During Mozart’s childhood, the Mozart family was acquainted with a Benedictine priest named Placidus Scharl. (In our frenzied world, perhaps parents would consider reviving the name Placidus?) When recalling young Wolfgang, he wrote, “Even in the sixth year of age he would play the most difficult pieces for the pianoforte of his own invention. One had only to give him a subject for a fugue or an invention, and he would develop it with strange variations and constantly changing passages as long as one wished. He would improvise on a subject for hours. This fantasia-playing was his greatest passion.”  Other visitors to the Mozart household left similar accounts of tiny Wolfgang playing extended fantasias on his violin.

Mozart spent much of his youth touring Europe with his family, giving performances with Nannerl for the royal crowd. When Wolfgang was just eight years old, the family visited London for the first time. There, Wolfgang met J.S. Bach’s youngest son, Johann Christian Bach, who  was then a gifted and famous musician in his late twenties. “John Bach” (he lived in England for the final two decades of his life) was born when his father was fifty years old. He sometimes referred to his father as “the old wig.” By all accounts, Mozart and J.C. were equally delighted to find an equal to play with. And play they did!  At one event attended by the King and Queen of England, Mozart sat between Bach’s knees at the keyboard, and they improvised a piece in which they would take turns playing, much like the game in which a story is told by each person making up a sentence in turn. The piece went on and on for over an hour! An observer later recalled: “…each led the other into very abstruse harmonies and extraneous modulations, in which the child beat the man.”

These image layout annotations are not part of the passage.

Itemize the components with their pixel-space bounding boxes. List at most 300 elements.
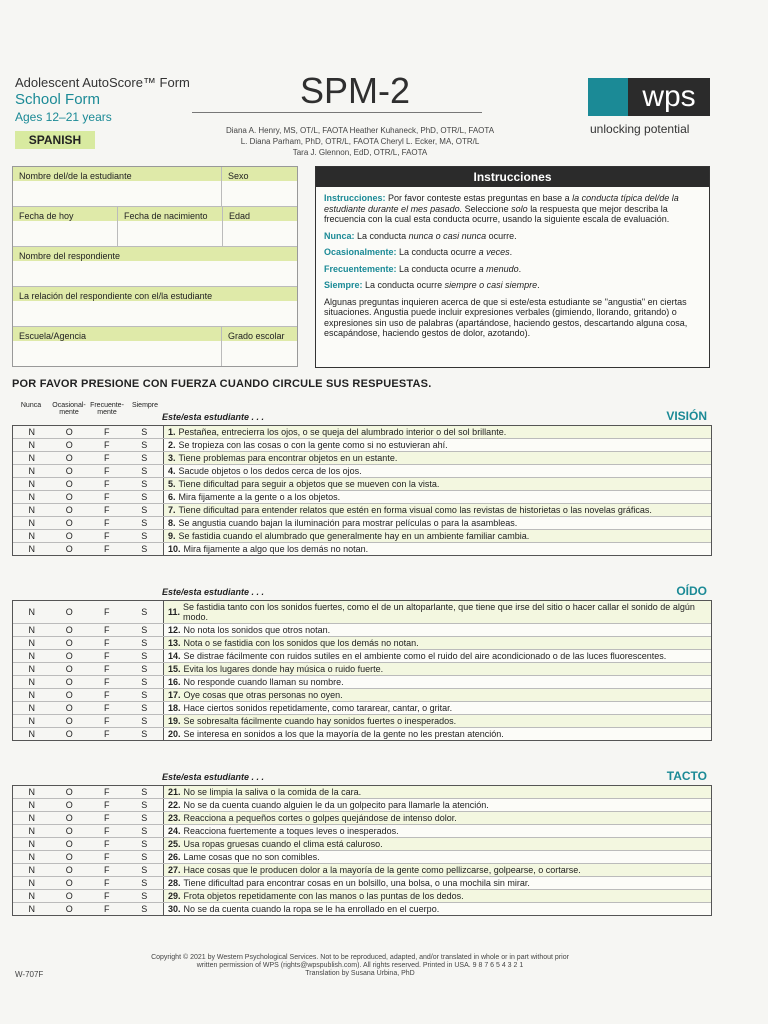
response-option[interactable]: O [65, 729, 73, 739]
scale-text: La conducta ocurre [365, 280, 443, 290]
response-option[interactable]: N [28, 664, 35, 674]
item-row [13, 452, 711, 465]
scale-text: La conducta [357, 230, 407, 241]
response-option[interactable]: N [28, 466, 35, 476]
scale-label: Ocasionalmente: [324, 247, 397, 257]
response-option[interactable]: S [141, 427, 148, 437]
form-name: Adolescent AutoScore™ Form [15, 75, 190, 90]
response-options [13, 689, 164, 701]
response-option[interactable]: N [28, 453, 35, 463]
response-option[interactable]: N [28, 891, 35, 901]
response-option[interactable]: O [65, 531, 73, 541]
item-row [13, 851, 711, 864]
item-text-cell [164, 517, 711, 529]
items-table-vision [12, 425, 712, 556]
item-text-cell [164, 799, 711, 811]
response-option[interactable]: S [141, 544, 148, 554]
response-option[interactable]: S [141, 878, 148, 888]
item-number: 14. [168, 651, 181, 661]
section-name: VISIÓN [666, 409, 707, 423]
item-text-cell [164, 838, 711, 850]
item-number: 12. [168, 625, 181, 635]
item-text-cell [164, 465, 711, 477]
scale-text: La conducta ocurre [399, 263, 477, 274]
item-number: 13. [168, 638, 181, 648]
item-row [13, 543, 711, 555]
item-text-cell [164, 786, 711, 798]
intro-text-e: la respuesta que mejor describa la frecuencia con la cual esta conducta ocurre, usando la siguiente escala de evaluación. [324, 203, 670, 224]
section-header-touch [12, 770, 710, 784]
response-option[interactable]: F [104, 729, 110, 739]
response-option[interactable]: N [28, 518, 35, 528]
intro-text-c: Seleccione [464, 203, 509, 214]
response-option[interactable]: N [28, 638, 35, 648]
item-text-cell [164, 864, 711, 876]
item-number: 25. [168, 839, 181, 849]
item-row [13, 624, 711, 637]
response-option[interactable]: S [141, 638, 148, 648]
response-option[interactable]: O [65, 466, 73, 476]
item-row [13, 530, 711, 543]
item-number: 3. [168, 453, 176, 463]
response-option[interactable]: N [28, 800, 35, 810]
response-option[interactable]: O [65, 440, 73, 450]
item-number: 23. [168, 813, 181, 823]
response-option[interactable]: S [141, 852, 148, 862]
response-option[interactable]: O [65, 492, 73, 502]
authors-line-2: L. Diana Parham, PhD, OTR/L, FAOTA Cheryl L. Ecker, MA, OTR/L [240, 137, 480, 146]
item-text: Nota o se fastidia con los sonidos que los demás no notan. [183, 638, 419, 648]
response-option[interactable]: S [141, 891, 148, 901]
item-row [13, 465, 711, 478]
response-option[interactable]: N [28, 813, 35, 823]
response-option[interactable]: F [104, 466, 110, 476]
scale-header: Siempre [131, 402, 159, 409]
response-option[interactable]: F [104, 716, 110, 726]
section-header-hearing [12, 585, 710, 599]
press-note: POR FAVOR PRESIONE CON FUERZA CUANDO CIRCULE SUS RESPUESTAS. [12, 378, 432, 390]
response-option[interactable]: S [141, 839, 148, 849]
item-text: Tiene problemas para encontrar objetos en un estante. [178, 453, 398, 463]
item-row [13, 601, 711, 624]
item-text: Tiene dificultad para encontrar cosas en un bolsillo, una bolsa, o una mochila sin mirar. [183, 878, 530, 888]
response-option[interactable]: S [141, 651, 148, 661]
response-option[interactable]: O [65, 427, 73, 437]
response-option[interactable]: O [65, 677, 73, 687]
response-option[interactable]: S [141, 716, 148, 726]
response-option[interactable]: O [65, 453, 73, 463]
response-option[interactable]: S [141, 440, 148, 450]
item-row [13, 864, 711, 877]
response-option[interactable]: N [28, 852, 35, 862]
response-option[interactable]: N [28, 607, 35, 617]
response-option[interactable]: F [104, 852, 110, 862]
response-option[interactable]: N [28, 716, 35, 726]
response-options [13, 890, 164, 902]
item-text: Frota objetos repetidamente con las manos o las puntas de los dedos. [183, 891, 464, 901]
response-options [13, 825, 164, 837]
section-label: Este/esta estudiante . . . [162, 587, 265, 597]
response-options [13, 799, 164, 811]
response-option[interactable]: N [28, 690, 35, 700]
item-number: 29. [168, 891, 181, 901]
item-text: Tiene dificultad para seguir a objetos que se mueven con la vista. [178, 479, 440, 489]
item-number: 11. [168, 607, 181, 617]
item-text: Oye cosas que otras personas no oyen. [183, 690, 343, 700]
response-option[interactable]: O [65, 852, 73, 862]
response-option[interactable]: O [65, 544, 73, 554]
item-text: No se da cuenta cuando alguien le da un golpecito para llamarle la atención. [183, 800, 489, 810]
intro-label: Instrucciones: [324, 193, 386, 203]
item-number: 15. [168, 664, 181, 674]
section-label: Este/esta estudiante . . . [162, 772, 265, 782]
response-option[interactable]: O [65, 651, 73, 661]
response-option[interactable]: F [104, 453, 110, 463]
response-option[interactable]: O [65, 904, 73, 914]
intro-text-b: la conducta típica del/de la estudiante durante el mes pasado. [324, 193, 679, 214]
scale-end: . [537, 280, 540, 290]
authors-line-3: Tara J. Glennon, EdD, OTR/L, FAOTA [292, 148, 428, 157]
response-options [13, 851, 164, 863]
item-text-cell [164, 728, 711, 740]
response-option[interactable]: F [104, 800, 110, 810]
response-option[interactable]: S [141, 479, 148, 489]
response-option[interactable]: S [141, 904, 148, 914]
response-option[interactable]: N [28, 479, 35, 489]
translation-credit: Translation by Susana Urbina, PhD [305, 970, 415, 977]
response-option[interactable]: S [141, 813, 148, 823]
response-option[interactable]: O [65, 607, 73, 617]
item-number: 2. [168, 440, 176, 450]
student-name-field[interactable]: Nombre del/de la estudiante [13, 167, 222, 206]
response-option[interactable]: F [104, 505, 110, 515]
section-label: Este/esta estudiante . . . [162, 412, 265, 422]
scale-end: . [509, 247, 513, 257]
item-text-cell [164, 452, 711, 464]
response-options [13, 601, 164, 623]
item-number: 10. [168, 544, 181, 554]
response-option[interactable]: S [141, 664, 148, 674]
response-option[interactable]: O [65, 479, 73, 489]
tagline: unlocking potential [590, 122, 690, 136]
response-option[interactable]: O [65, 813, 73, 823]
response-options [13, 838, 164, 850]
item-text-cell [164, 890, 711, 902]
response-option[interactable]: O [65, 826, 73, 836]
item-text-cell [164, 676, 711, 688]
response-options [13, 517, 164, 529]
student-info-table [12, 166, 298, 367]
response-option[interactable]: O [65, 703, 73, 713]
age-field[interactable]: Edad [223, 207, 297, 246]
response-option[interactable]: F [104, 664, 110, 674]
response-option[interactable]: O [65, 518, 73, 528]
birthdate-field[interactable]: Fecha de nacimiento [118, 207, 223, 246]
item-number: 24. [168, 826, 181, 836]
section-header-vision [12, 410, 710, 424]
form-type: School Form [15, 91, 101, 108]
response-option[interactable]: S [141, 607, 148, 617]
scale-ocasionalmente [324, 247, 701, 258]
item-row [13, 812, 711, 825]
response-option[interactable]: N [28, 703, 35, 713]
response-option[interactable]: S [141, 729, 148, 739]
item-text-cell [164, 624, 711, 636]
response-option[interactable]: N [28, 904, 35, 914]
item-number: 22. [168, 800, 181, 810]
response-option[interactable]: F [104, 607, 110, 617]
response-option[interactable]: N [28, 427, 35, 437]
item-text-cell [164, 439, 711, 451]
response-option[interactable]: F [104, 651, 110, 661]
response-option[interactable]: F [104, 878, 110, 888]
item-text-cell [164, 903, 711, 915]
page-title: SPM-2 [300, 70, 411, 111]
item-row [13, 799, 711, 812]
item-number: 16. [168, 677, 181, 687]
response-option[interactable]: N [28, 505, 35, 515]
response-options [13, 530, 164, 542]
item-row [13, 517, 711, 530]
item-text: Evita los lugares donde hay música o ruido fuerte. [183, 664, 384, 674]
response-option[interactable]: N [28, 440, 35, 450]
language-badge: SPANISH [15, 131, 95, 149]
scale-end: . [518, 263, 522, 274]
scale-nunca [324, 231, 701, 242]
response-option[interactable]: S [141, 466, 148, 476]
response-option[interactable]: S [141, 703, 148, 713]
response-option[interactable]: N [28, 625, 35, 635]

When Mozart was thirty-three, he was passing through Dresden, so he paid a visit to some friends. A portrait artist named Dora (or Doris) Stock was at the household that evening and she made the sketch you see here, a portrait that has since become a famous one of Mozart. According to Ms. Stock’s account of the evening, Mozart arrived shortly before dinner. He immediately went to the pianoforte and began to improvise. Everyone gathered around to listen. When the servant came in and announced that dinner was being served in the dining room, no one budged. Who could pull themselves away when Herr Mozart was playing so beautifully? So the soup grew cold. Finally, the hostess’ appetite for music was eclipsed by her appetite for roast beef, so she gently tapped Mozart on the shoulder and said, “We are going to eat now. Please join us.” She did not realize that such a gentle approach wouldn’t be enough to pull Mozart away from his delight. And so, the group ate dinner and dessert accompanied by none other than Wolfgang Mozart improvising at the piano. Imagine being there!

We think of Mozart as a composer because we know him by the notes he left behind, but these notes are the residue of Mozart’s profound love of music, and of his deep, creative friendship with various instruments, particularly keyboard instruments. While biographies of Mozart focus on the completion of this composition or that, his ongoing, daily, spontaneous conversations with keyboards never stopped until Mozart himself did at the age of just thirty-five.

The German author Wolfgang Hildesdeimer wrote a biography of Wolfgang Mozart. I am particularly fond of this passage from that book:  “Contemporaries report that when he was playing the piano, especially when improvising, he became that other human being they would have liked him to be in his daily life. His expression changed; he seemed to become serene… These must have been the moments (often hours) when he reveled in blissful self-forgetfulness, when he severed his connection with the outside world; here he was the unadorned Mozart, who needed no intermediary in order to communicate – no singers, no instrumentalists or fellow musicians, and no bothersome score, either. Here, and perhaps only here, he achieved true pleasure in his own genius; here he transcended himself, becoming the absolute Mozart.”